2.9.2 Function argument specification

Let’s go over some important points about specifying the arguments (i.e., inputs) to functions. Run the following two segments of code:

# Segment 1:
ggplot(data = flights, mapping = aes(x = carrier)) +
geom_bar()

# Segment 2:
ggplot(flights, aes(x = carrier)) +
geom_bar()

You’ll notice that both code segments create the same barplot, even though in the second segment we omitted the data = and mapping = code argument names. This is because the ggplot() function by default assumes that the data argument comes first and the mapping argument comes second. As long as you specify the data frame in question first and the aes() mapping second, you can omit the explicit statement of the argument names data = and mapping =.

Going forward for the rest of this book, all ggplot() code will be like the second segment: with the data = and mapping = explicit naming of the argument omitted with the default ordering of arguments respected. We’ll do this for brevity’s sake; it’s common to see this style when reviewing other R users’ code.

An R script file of all R code used in this chapter is available here.

If you want to further unlock the power of the ggplot2 package for data visualization, we suggest that you check out RStudio’s “Data Visualization with ggplot2” cheatsheet. This cheatsheet summarizes much more than what we’ve discussed in this chapter. In particular, it presents many more than the 5 geometric objects we covered in this chapter while providing quick and easy to read visual descriptions. For all the geometric objects, it also lists all the possible aesthetic attributes one can tweak. In the current version of RStudio in late 2019, you can access this cheatsheet by going to the RStudio Menu Bar -> Help -> Cheatsheets -> “Data Visualization with ggplot2.” You can see a preview in the figure below.

2.9.4 What’s to come

Recall in Figure 2.2 in Section 2.3 we visualized the relationship between departure delay and arrival delay for Alaska Airlines flights.
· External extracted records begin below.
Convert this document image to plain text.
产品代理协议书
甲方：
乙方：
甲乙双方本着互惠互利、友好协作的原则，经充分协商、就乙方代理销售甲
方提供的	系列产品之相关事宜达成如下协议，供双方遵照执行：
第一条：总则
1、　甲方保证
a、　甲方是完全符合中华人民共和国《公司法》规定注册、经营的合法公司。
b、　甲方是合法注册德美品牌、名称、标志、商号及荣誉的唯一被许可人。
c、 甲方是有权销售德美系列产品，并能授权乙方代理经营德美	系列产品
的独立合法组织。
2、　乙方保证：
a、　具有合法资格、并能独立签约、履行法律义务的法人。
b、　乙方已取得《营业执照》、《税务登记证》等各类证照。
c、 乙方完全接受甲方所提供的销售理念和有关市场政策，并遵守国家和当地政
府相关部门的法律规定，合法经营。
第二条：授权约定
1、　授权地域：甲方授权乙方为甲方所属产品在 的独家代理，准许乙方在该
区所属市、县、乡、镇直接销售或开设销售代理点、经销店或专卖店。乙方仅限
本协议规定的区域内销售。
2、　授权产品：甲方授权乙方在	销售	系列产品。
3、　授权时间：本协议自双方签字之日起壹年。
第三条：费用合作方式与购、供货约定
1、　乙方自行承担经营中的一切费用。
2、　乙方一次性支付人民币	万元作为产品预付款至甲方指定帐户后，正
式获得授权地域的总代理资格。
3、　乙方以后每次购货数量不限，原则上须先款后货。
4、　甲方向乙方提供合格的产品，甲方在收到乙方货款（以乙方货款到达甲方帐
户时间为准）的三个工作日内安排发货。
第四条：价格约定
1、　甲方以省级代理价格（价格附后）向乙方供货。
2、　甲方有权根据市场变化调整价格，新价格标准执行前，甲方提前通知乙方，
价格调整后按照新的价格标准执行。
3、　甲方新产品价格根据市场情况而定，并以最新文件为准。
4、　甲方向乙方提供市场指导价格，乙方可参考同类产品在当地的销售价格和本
This necessitated paring down the flights data frame to a new data frame alaska_flights consisting of only carrier == AS flights first:

alaska_flights <- flights %>%
filter(carrier == "AS")

ggplot(data = alaska_flights, mapping = aes(x = dep_delay, y = arr_delay)) +
geom_point()

Furthermore recall in Figure 2.7 in Section 2.4 we visualized hourly temperature recordings at Newark airport only for the first 15 days of January 2013. This necessitated paring down the weather data frame to a new data frame early_january_weather consisting of hourly temperature recordings only for origin == "EWR", month == 1, and day less than or equal to 15 first:

early_january_weather <- weather %>%
filter(origin == "EWR" & month == 1 & day <= 15)

ggplot(data = early_january_weather, mapping = aes(x = time_hour, y = temp)) +
geom_line()

These two code segments were a preview of Chapter 3 on data wrangling using the dplyr package. Data wrangling is the process of transforming and modifying existing data with the intent of making it more appropriate for analysis purposes. For example, these two code segments used the filter() function to create new data frames (alaska_flights and early_january_weather) by choosing only a subset of rows of existing data frames (flights and weather). In the next chapter, we’ll formally introduce the filter() and other data wrangling functions as well as the pipe operator %>% which allows you to combine multiple data wrangling actions into a single sequential chain of actions. On to Chapter 3 on data wrangling!